Le soleil s’attarde, suspendu au-dessus du paysage tandis qu’au cœur des coteaux dégarnis, les vieux mas en pierres des viticulteurs semblent s’assoupir pour l’hiver. Et dans les prairies, les moutons et les chevaux effectuent des tâches. En direction des collines, je prête quelques regards amusés aux dessins des sentiers empruntés pendant des siècles par les fermiers et les bergers.

FROMAGE

L’après-midi, je retrouve Magali et Jérôme qui m’ouvrent les portes de leur chèvrerie au Jas des Cabres de Jouques. Les bêtes gourmandes s’agitent en me voyant arriver, espérant une friandise. Nous traînons un peu à les admirer gober l’air au bout de nos doigts, en débattant nonchalamment des plus belles heures de l’automne. Les sabots remuent la terre sèche, et les dernières lueurs s’épanouissent dans la poussière virevoltante.

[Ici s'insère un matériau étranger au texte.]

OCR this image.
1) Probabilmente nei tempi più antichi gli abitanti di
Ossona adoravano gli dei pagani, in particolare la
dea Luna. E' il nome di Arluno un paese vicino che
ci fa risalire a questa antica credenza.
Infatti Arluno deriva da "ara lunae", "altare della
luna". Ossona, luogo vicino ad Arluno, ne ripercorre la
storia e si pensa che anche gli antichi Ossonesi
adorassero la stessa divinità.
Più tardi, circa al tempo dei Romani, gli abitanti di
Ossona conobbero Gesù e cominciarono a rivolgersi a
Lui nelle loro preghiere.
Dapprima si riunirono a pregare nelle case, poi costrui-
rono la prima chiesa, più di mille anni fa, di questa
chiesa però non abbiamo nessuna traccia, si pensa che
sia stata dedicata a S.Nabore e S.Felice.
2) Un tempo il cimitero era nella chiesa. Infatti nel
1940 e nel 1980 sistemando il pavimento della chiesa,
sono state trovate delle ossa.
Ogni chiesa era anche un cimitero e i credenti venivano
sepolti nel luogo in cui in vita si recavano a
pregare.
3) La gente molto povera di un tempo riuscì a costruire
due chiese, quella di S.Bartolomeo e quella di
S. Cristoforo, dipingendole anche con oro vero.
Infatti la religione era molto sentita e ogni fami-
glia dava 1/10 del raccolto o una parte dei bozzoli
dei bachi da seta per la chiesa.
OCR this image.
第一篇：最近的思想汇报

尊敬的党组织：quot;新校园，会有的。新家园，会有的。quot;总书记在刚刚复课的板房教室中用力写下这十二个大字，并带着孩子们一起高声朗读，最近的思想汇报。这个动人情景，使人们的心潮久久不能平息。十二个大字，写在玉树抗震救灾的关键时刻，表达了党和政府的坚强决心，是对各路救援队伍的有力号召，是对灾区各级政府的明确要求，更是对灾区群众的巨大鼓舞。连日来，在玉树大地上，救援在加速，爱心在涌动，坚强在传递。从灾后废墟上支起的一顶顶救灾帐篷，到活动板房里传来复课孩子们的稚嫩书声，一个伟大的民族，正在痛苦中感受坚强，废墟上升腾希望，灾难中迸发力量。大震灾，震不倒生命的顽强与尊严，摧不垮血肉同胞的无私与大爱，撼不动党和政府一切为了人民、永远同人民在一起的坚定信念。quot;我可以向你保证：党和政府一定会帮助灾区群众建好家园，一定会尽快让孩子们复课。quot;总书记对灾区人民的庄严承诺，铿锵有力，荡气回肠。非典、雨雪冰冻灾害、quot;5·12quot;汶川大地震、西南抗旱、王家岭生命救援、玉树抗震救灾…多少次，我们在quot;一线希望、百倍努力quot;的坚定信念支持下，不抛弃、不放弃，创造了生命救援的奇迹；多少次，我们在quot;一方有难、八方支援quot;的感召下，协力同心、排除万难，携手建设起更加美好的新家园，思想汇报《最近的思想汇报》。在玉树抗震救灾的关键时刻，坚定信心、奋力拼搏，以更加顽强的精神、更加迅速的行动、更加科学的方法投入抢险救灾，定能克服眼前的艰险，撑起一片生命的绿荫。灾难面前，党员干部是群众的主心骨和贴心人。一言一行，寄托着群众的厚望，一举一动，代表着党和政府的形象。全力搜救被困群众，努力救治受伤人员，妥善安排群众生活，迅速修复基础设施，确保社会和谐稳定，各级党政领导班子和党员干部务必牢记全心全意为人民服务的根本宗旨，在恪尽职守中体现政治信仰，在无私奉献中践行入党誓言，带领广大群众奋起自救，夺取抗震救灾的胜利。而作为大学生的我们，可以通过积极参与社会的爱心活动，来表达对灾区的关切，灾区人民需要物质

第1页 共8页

Je suis la chevrière hors de la pinède. Elle m’emmène choisir mes fromages de chèvre ou plutôt l’enrobage qui fait la particularité créative de la maison. La fabrication artisanale de ces petits palets blancs, ponctuée de secrets de famille, rend leur goût unique. J’observe Magali entrer dans son atelier, vêtue de sa tenue de scène, un tablier et une charlotte sur la tête. Elle disparaît quelques secondes derrière la porte de son armoire d’affinage, puis l’air satisfait, ressurgit avec un plateau bien garni. Les balles immaculées roulent dans la chapelure aux herbes de Provence, à l’ail ou aux épices délicieuses.

Autour de moi, je regarde les chênes sans âge étendre leurs branches dans le ciel. Les lavandes ont tout donné. Elles vont bientôt affronter le mistral givré et les pluies glacées sans broncher. Patientes, elles ne refleuriront qu’à l’été.

Toute cette nature impose un grand respect. Je crois qu’il y a des lieux comme celui-ci qui bousculent les idées et inspirent toute l’âme. J’en connais qui ont plaqué boulot et appartement, envoyé balader des années de sacrifices pour retrouver le plaisir de sentir, de goûter. Le plaisir d’utiliser ses mains et de laisser parler sa sensibilité.

En quête de racines, ils se sont réconciliés avec la vie. La vraie, celle de nos vieux. La vie qui suivait le rythme du jour et de l’année. Avançant avec la joie du printemps, tempérant les ardeurs de l’été, se jouant des surprises de l’automne et acceptant la lenteur de l’hiver.

Loin des villes, les savoir-faire se chérissent dans le plus simple des bons sens. Le souvenir remplace l’incertitude, l’héritage assure la connaissance. Nous sommes des enfants de la Terre avides d’harmonie.